Game Development Community

Multi-processor parallel programming in TGE

by Duncan Gray · in Torque Game Engine · 05/10/2007 (12:17 am) · 83 replies

I just tried running 4 threads on a single CPU and I did not get the above predicted clash in the assembly code.
In fact I get no problems at all.

Although I only adapted the updateSkin method for this test, this multiprocess approach can be used to increase performance in collission, physics, animation calculations, AI etc as well

If you want to try the demo, please post here or email me.
#61
05/28/2007 (2:59 pm)
So do I, but I dont have a nvidia 7x00 card and the only machines that have problems aren't mine to sit and work with to see whats going on.
#62
05/28/2007 (6:22 pm)
Here's what I got with my coreduo with lots-a-korks:
Parallel Processing Actvated on 2 CPU's
Setting single thread modet
Benchmark test took 16 milliseconds in single thread mode
Parallel Processing activated
Benchmark test took 93 milliseconds with 2 threads
Best performance [16] was with 1 threads
setting thread pool accordingly
#63
05/28/2007 (6:25 pm)
BTW with your latest binary, when I try MP_setThreaded(): I get this insulting:

Parallel Processing not possible on 1 CPU

Well, I never...!
#64
05/28/2007 (6:28 pm)
Some more data with the latest binary on my coreduo:

==>MP_doBenchMark();
Setting single thread modet
Benchmark test took 15 milliseconds in single thread mode
==>MP_forceThreads(2);
Parallel Processing activated
==>MP_doBenchMark();
Setting single thread modet
Benchmark test took 16 milliseconds in single thread mode
Parallel Processing activated
Benchmark test took 109 milliseconds with 2 threads
Best performance [16] was with 1 threads
setting thread pool accordingly
==>MP_forceThreads(4);
Parallel Processing activated
==>MP_doBenchMark();
Setting single thread modet
Benchmark test took 16 milliseconds in single thread mode
Parallel Processing activated
Benchmark test took 94 milliseconds with 2 threads
Benchmark test took 110 milliseconds with 3 threads
Benchmark test took 109 milliseconds with 4 threads
Best performance [16] was with 1 threads
setting thread pool accordingly

Presumeably there is a problem with the test?
#65
05/28/2007 (7:42 pm)
Lol, you got the insulting message because the benchmark test set your cpu count back to one after its performance test.

You will have to use MP_forcethreads(2)

Quote:Presumeably there is a problem with the test?

Could be, we really need a Linux or Mac comparison at some point to figure this out.
#66
05/28/2007 (8:10 pm)
Well i have unbuntu sadly the d/l link is down and i'm having issues compiling.
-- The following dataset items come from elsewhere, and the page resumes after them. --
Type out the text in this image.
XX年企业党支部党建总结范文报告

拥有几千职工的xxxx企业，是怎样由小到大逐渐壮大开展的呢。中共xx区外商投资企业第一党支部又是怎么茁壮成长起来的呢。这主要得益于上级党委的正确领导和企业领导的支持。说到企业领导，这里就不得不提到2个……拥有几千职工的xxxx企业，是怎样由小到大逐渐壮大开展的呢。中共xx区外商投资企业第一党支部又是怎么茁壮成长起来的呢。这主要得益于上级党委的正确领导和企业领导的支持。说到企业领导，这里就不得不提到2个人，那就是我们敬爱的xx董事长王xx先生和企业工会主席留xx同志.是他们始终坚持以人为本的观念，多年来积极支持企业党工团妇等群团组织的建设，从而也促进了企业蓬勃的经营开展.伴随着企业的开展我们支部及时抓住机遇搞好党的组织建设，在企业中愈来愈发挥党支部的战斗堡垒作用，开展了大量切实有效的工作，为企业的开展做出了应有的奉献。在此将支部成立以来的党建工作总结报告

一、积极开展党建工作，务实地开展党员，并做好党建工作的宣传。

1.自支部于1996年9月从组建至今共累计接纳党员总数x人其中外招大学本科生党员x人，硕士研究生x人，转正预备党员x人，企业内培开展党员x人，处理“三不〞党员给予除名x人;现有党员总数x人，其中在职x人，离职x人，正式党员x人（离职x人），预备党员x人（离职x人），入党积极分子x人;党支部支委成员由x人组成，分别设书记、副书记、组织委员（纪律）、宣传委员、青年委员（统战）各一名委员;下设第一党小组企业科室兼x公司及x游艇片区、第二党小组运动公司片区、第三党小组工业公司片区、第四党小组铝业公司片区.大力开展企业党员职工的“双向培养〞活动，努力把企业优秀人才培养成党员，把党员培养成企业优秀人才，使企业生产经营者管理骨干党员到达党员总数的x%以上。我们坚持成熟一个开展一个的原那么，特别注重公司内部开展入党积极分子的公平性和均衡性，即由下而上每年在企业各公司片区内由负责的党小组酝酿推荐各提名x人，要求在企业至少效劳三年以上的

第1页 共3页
If anyone can point me in the right direction with compilers that work in ubuntu i'd have the test done. Also, I'll throw this one on the quad mac tomorrow, i could even test it on the quad running windows, but it looks like you already have a quad test.

BTW, whats up with lack of xlibs in ubuntu, i can't even get the ati drivers to load 0_o..
#67
05/28/2007 (9:34 pm)
@Jason: if you've got some specific error messages, I'd be glad to help. I've been through that hell, and recently, too.

You should have xlibs, or you wouldn't be running X windows. Error message?

I had trouble getting the damned closed blob Nvidia driver working on Ubuntu 7.04--it might possibly be a related issue. Currently I'm running Zenwalk linux, because it's boot cd supports my SATA DVD drive.

I'll say this about Zenwalk...I've never had so little trouble getting my display set up. EVERY other distro does some kind of voodoo which ignores what you do to /etc/X11/xorg.conf. And I've played with all the major distros.

Now that I think about it, I never did get the Nvidia closed driver to work on 7.04. It was ok on 6.x....
#68
05/28/2007 (10:14 pm)
Yeah i can't get the display drivers and right now I'm tired of jumping through linux hoops :)

Pretty much i have to set up the server in a few more days and i can for sure run those mac tests, but i really have no idea when I'll get around to messing with trying to compile anything on linux. For the most part Lee, i don't even have the compiler needs installed let alone build the project, change/add to the source code to even be close to getting it to compile. If someone could get me an executable with this in it i can run the tests once i get the ati drivers to load. Running on a conroe e6420 and crossfire ati 1800's. The mac is 2 dual core xeons and nvidia 7300gt.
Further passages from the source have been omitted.